The short microtubule fragments seen during uterine receptivity were orientated perpendicularly towards the apical surface of the plasma membrane (Fig. 7b). This suggests that fragmented microtubules are maintaining an apico-basal polarity, similar to non-fragmented microtubules in other polarised cells (Müsch 2004; Muroyama and Lechler 2017). In other epithelial cells, the negative end is directed towards the apical surface of the cell originating from the apically located centrosomes with the positive end directed basally. This polarity along with the asymmetry of microtubules in epithelial cells allows efficient polarised trafficking of apical vesicles in a bidirectional fashion (Kraemer et al. 1999; Tai et al. 1999). These observations suggest that exocytic activity travels from the positive to negative end of microtubules allowing apical vesicles to fuse with the apical surface and exit as extracellular vesicles. In contrast, endocytic activity travels in the opposite direction where it may be involved in removing non-receptive proteins from the UECs surface (Lodish et al. 2000; Ng et al. 2013; Noordstra and Akhmanova 2017).

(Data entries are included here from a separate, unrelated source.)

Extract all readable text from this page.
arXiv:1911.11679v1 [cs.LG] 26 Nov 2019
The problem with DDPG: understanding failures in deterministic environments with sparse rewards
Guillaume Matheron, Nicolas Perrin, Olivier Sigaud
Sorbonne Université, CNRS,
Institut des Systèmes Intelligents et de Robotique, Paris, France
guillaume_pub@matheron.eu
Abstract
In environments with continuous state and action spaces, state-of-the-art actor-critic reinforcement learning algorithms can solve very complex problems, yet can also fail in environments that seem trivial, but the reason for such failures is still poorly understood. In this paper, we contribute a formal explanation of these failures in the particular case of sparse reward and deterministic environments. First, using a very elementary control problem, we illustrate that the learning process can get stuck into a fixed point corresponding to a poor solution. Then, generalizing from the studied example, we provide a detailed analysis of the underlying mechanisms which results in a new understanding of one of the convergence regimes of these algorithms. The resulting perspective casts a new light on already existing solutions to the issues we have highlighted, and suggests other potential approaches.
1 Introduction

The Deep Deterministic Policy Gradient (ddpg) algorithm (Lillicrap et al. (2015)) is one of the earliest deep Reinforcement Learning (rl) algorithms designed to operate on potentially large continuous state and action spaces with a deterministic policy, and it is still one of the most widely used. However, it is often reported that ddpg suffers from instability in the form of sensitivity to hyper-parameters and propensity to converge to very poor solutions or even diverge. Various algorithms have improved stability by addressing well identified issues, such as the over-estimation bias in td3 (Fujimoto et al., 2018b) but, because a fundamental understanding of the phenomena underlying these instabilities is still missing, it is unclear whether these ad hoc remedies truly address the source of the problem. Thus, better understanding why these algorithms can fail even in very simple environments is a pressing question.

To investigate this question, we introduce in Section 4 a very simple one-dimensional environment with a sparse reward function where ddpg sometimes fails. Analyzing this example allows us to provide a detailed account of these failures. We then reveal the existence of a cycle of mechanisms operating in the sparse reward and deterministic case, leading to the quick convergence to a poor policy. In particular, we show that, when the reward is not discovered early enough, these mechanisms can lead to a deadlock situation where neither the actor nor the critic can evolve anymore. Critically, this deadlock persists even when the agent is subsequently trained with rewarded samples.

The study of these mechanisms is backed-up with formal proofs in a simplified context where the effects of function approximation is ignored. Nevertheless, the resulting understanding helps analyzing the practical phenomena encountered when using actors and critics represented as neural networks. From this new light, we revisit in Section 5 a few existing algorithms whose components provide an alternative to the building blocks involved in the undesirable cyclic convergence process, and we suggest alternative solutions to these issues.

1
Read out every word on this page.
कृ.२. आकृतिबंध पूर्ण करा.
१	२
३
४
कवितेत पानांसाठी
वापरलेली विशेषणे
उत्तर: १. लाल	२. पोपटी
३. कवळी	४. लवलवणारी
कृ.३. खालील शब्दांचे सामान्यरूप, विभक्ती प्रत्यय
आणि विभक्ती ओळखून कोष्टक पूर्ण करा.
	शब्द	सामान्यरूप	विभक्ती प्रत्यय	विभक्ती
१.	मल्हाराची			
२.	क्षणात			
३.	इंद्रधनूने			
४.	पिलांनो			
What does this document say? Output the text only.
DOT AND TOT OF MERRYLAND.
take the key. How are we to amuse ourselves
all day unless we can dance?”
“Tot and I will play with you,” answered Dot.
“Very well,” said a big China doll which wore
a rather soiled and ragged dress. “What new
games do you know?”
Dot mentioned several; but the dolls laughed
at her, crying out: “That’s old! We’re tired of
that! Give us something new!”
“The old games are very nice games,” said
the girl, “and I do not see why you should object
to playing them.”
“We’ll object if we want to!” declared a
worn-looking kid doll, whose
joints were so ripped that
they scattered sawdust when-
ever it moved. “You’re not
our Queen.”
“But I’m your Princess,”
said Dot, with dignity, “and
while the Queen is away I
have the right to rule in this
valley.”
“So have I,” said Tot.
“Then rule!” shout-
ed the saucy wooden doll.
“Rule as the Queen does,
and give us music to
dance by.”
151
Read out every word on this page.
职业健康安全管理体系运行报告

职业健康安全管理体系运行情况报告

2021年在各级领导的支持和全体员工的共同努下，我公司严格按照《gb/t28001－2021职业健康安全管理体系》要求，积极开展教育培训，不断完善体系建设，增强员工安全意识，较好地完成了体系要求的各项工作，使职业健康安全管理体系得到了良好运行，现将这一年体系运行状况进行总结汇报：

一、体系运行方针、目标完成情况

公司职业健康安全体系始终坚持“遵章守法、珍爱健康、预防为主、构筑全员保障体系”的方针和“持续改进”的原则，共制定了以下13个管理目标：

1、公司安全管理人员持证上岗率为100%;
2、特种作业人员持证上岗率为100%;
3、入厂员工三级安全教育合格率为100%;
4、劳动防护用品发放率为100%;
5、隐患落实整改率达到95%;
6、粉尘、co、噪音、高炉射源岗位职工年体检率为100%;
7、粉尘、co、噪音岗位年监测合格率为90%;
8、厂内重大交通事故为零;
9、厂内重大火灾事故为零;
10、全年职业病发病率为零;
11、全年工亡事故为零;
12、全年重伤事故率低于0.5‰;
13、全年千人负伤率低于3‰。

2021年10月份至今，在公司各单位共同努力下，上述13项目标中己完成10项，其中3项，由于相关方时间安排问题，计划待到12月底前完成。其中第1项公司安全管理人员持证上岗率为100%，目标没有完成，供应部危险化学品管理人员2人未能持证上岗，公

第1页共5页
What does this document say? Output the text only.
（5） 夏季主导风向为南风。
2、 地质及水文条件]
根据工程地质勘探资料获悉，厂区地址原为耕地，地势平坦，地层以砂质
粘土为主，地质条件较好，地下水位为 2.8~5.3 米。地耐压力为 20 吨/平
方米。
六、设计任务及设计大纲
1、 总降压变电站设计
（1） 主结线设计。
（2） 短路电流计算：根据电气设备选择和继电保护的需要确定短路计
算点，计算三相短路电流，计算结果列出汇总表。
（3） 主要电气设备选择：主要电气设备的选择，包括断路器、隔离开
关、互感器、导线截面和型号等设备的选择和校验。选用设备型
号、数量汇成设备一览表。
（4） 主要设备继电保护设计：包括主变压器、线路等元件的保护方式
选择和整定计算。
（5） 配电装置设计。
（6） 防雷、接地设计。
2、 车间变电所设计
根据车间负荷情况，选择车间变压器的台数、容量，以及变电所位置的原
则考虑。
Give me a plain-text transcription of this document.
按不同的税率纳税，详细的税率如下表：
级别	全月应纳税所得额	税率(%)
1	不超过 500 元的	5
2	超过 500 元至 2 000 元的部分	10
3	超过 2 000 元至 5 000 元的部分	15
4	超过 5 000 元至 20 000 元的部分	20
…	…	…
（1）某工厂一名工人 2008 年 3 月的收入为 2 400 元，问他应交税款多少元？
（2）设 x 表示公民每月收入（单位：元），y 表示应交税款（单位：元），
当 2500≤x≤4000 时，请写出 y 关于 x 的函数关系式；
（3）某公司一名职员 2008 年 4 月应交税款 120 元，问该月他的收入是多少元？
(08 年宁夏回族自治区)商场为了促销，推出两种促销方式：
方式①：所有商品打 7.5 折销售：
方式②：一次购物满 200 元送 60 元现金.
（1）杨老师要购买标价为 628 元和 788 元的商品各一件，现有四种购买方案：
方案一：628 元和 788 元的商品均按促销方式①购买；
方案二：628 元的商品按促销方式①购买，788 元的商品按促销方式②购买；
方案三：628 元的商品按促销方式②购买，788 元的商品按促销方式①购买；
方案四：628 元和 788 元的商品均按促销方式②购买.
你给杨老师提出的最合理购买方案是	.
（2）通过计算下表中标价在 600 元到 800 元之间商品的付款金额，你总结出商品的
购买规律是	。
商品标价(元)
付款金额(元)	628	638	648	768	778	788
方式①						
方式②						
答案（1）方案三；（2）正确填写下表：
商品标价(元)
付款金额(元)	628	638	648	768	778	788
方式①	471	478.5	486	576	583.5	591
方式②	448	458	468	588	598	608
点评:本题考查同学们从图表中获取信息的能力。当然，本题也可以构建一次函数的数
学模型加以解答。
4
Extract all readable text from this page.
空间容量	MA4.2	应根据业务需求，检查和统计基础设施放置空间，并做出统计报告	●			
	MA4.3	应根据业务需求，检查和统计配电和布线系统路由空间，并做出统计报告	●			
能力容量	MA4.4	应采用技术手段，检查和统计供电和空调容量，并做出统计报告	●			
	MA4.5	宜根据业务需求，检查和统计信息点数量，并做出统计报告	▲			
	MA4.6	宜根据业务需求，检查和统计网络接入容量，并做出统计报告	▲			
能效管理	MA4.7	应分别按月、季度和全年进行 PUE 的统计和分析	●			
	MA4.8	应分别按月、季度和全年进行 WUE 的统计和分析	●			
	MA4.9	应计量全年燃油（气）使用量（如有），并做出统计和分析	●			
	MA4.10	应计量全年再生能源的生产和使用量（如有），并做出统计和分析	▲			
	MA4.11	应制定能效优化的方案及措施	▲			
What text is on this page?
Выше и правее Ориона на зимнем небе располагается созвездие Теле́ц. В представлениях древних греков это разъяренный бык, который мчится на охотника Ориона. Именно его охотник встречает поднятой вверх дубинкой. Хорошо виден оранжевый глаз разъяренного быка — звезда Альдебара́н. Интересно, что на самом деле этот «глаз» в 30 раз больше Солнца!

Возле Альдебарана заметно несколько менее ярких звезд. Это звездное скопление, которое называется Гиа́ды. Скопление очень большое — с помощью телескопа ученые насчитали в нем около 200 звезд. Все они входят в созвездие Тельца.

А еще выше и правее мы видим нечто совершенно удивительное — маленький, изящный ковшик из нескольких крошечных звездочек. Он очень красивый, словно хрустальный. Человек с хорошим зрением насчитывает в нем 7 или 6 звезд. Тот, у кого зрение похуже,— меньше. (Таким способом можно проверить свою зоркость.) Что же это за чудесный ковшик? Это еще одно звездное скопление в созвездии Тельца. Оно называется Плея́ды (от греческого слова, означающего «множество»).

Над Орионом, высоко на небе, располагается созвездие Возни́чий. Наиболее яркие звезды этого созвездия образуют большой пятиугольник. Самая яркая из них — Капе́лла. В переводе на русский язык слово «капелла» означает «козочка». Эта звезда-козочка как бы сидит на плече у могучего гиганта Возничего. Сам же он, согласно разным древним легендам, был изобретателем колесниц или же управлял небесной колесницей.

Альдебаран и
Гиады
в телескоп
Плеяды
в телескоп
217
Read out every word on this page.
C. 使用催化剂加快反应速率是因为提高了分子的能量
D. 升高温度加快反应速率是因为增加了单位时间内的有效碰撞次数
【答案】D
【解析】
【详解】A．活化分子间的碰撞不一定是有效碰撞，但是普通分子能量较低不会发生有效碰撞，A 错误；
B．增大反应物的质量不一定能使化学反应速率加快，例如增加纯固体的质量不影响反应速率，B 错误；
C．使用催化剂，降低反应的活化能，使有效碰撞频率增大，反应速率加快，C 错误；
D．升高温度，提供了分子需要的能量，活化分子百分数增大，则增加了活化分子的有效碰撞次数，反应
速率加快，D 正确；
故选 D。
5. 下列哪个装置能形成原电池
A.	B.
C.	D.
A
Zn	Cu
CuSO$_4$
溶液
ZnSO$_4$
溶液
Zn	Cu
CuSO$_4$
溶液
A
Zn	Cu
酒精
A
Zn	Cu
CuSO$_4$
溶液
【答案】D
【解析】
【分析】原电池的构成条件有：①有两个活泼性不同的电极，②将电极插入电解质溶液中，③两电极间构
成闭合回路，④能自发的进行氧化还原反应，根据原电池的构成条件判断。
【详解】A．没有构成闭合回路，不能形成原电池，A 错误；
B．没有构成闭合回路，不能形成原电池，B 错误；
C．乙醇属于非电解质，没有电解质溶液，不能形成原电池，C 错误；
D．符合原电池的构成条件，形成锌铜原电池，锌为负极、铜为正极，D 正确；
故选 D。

In conclusion, this study established a TEM method that highlights microtubules in cells that have dense membranous organelles. This method can also be applied to examine other cellular structures that are normally overshadowed by dense membranous organelles. The present study also demonstrated that microtubules are reorganised during uterine receptivity, which is likely to promote bidirectional vesicle transport. This may facilitate the observed rapid turnover of the apical plasma membrane in UECs, which is essential in establishing a receptive surface for blastocyst attachment and implantation.